Gehört zum „Petersburger Kreis“

Zwar wurde Kosak laut eigenen Angaben noch kein Angebot für den Gouverneurs-Sitz gemacht, doch sein Profil entspricht durchaus einem möglichen Gouverneur. Zuerst einmal gehört er zum „Petersburger Kreis“ – der 1958 im ukrainischen Kirowograd geborene Jurist studierte in Leningrad und arbeitete später mit dem heutigen Ministerpräsident Putin in der Stadtverwaltung.  Dann gehört er auch im Kreml zum engen Vertrautenkreis um Putin und Medwedew – in seiner Position als Vizeministerpräsident wird er für besonders dringende und wichtige Aufgaben eingesetzt.

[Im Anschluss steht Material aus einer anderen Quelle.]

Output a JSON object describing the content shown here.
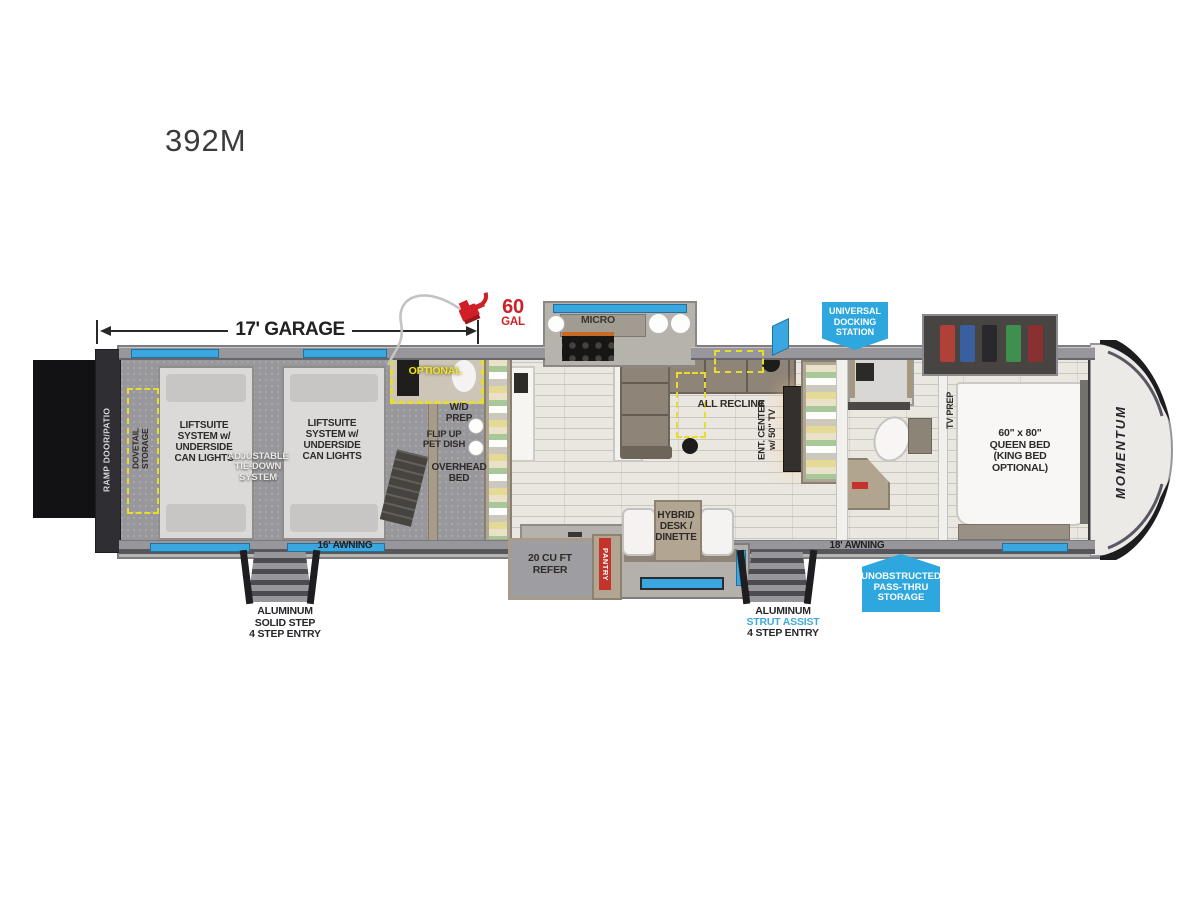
{
  "title": "392M",
  "annotations": {
    "garage_dimension": "17' GARAGE",
    "fuel_value": "60",
    "fuel_unit": "GAL"
  },
  "badges": {
    "docking": "UNIVERSAL\nDOCKING\nSTATION",
    "passthru": "UNOBSTRUCTED\nPASS-THRU\nSTORAGE"
  },
  "garage": {
    "ramp": "RAMP DOOR/PATIO",
    "dovetail": "DOVETAIL\nSTORAGE",
    "liftsuite_left": "LIFTSUITE\nSYSTEM w/\nUNDERSIDE\nCAN LIGHTS",
    "liftsuite_right": "LIFTSUITE\nSYSTEM w/\nUNDERSIDE\nCAN LIGHTS",
    "tiedown": "ADJUSTABLE\nTIE-DOWN\nSYSTEM",
    "optional": "OPTIONAL",
    "wd_prep": "W/D\nPREP",
    "pet_dish": "FLIP UP\nPET DISH",
    "overhead_bed": "OVERHEAD\nBED",
    "awning": "16' AWNING",
    "entry_step": "ALUMINUM\nSOLID STEP\n4 STEP ENTRY"
  },
  "living": {
    "micro": "MICRO",
    "all_recline": "ALL RECLINE",
    "ent_center": "ENT. CENTER\nw/ 50\" TV",
    "refer": "20 CU FT\nREFER",
    "pantry": "PANTRY",
    "dinette": "HYBRID\nDESK /\nDINETTE"
  },
  "bedroom": {
    "tv_prep": "TV PREP",
    "bed": "60\" x 80\"\nQUEEN BED\n(KING BED\nOPTIONAL)",
    "awning": "18' AWNING",
    "entry_step_line1": "ALUMINUM",
    "entry_step_line2": "STRUT ASSIST",
    "entry_step_line3": "4 STEP ENTRY",
    "logo": "MOMENTUM"
  },
  "colors": {
    "badge_blue": "#2da7dd",
    "accent_red": "#cf1f27",
    "dash_yellow": "#e8dd2c",
    "window_blue": "#3aa7e0",
    "strut_assist_blue": "#3fa9dc"
  }
}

Zu diesen gehört auch seine momentane Funktion als Koordinator der Vorbereitungen für die Olympischen Winterspiele 2014 in Sotschi. Doch bereits zuvor löste Kosak für die Regierung besonders schwierige Aufgaben, unter anderem die Verwaltungs- und Gerichtsreform sowie die Reform der regionalen Selbstverwaltung.

Loyal, aber ohne Maulkorb

International bekannt wurde sein Name erstmals 2005 als Kosak in einem Bericht für die Moskauer Regierung Korruption und Misswirtschaft in den Teilrepubliken Dagestan und Tschetschenien offen kritisierte. Als Verantwortlicher für den Wahlkampf von Präsident Wladimir Putin 2004 bewies er seine Loyalität zu Putin. Kosak gilt als guter Krisenmanager, als „Feuerwehrmann“, der dank seinen engen Beziehungen zu Medwedew und Putin über die nötige Durchsetzungskraft verfügt.

Kein Parteimensch

Im Gegensatz zur bisherigen Petersburger Gouverneurin Matwijenko, die bereits zu Sowjetzeiten in der Kommunistischen Partei leitende Positionen innehatte und sich heute klar als zur mächtigen Partei „Einiges Russland“ stellt, ist Kosak kein Parteimensch. Seine Ernennung könnte einen ähnlichen Generationenwechsel wie in Moskau vor einem Jahr bedeuten als der langjährige Bürgermeister Luschkow und Partei-Apparatschik durch den „Macher“ Sobjanin abgelöst wurde.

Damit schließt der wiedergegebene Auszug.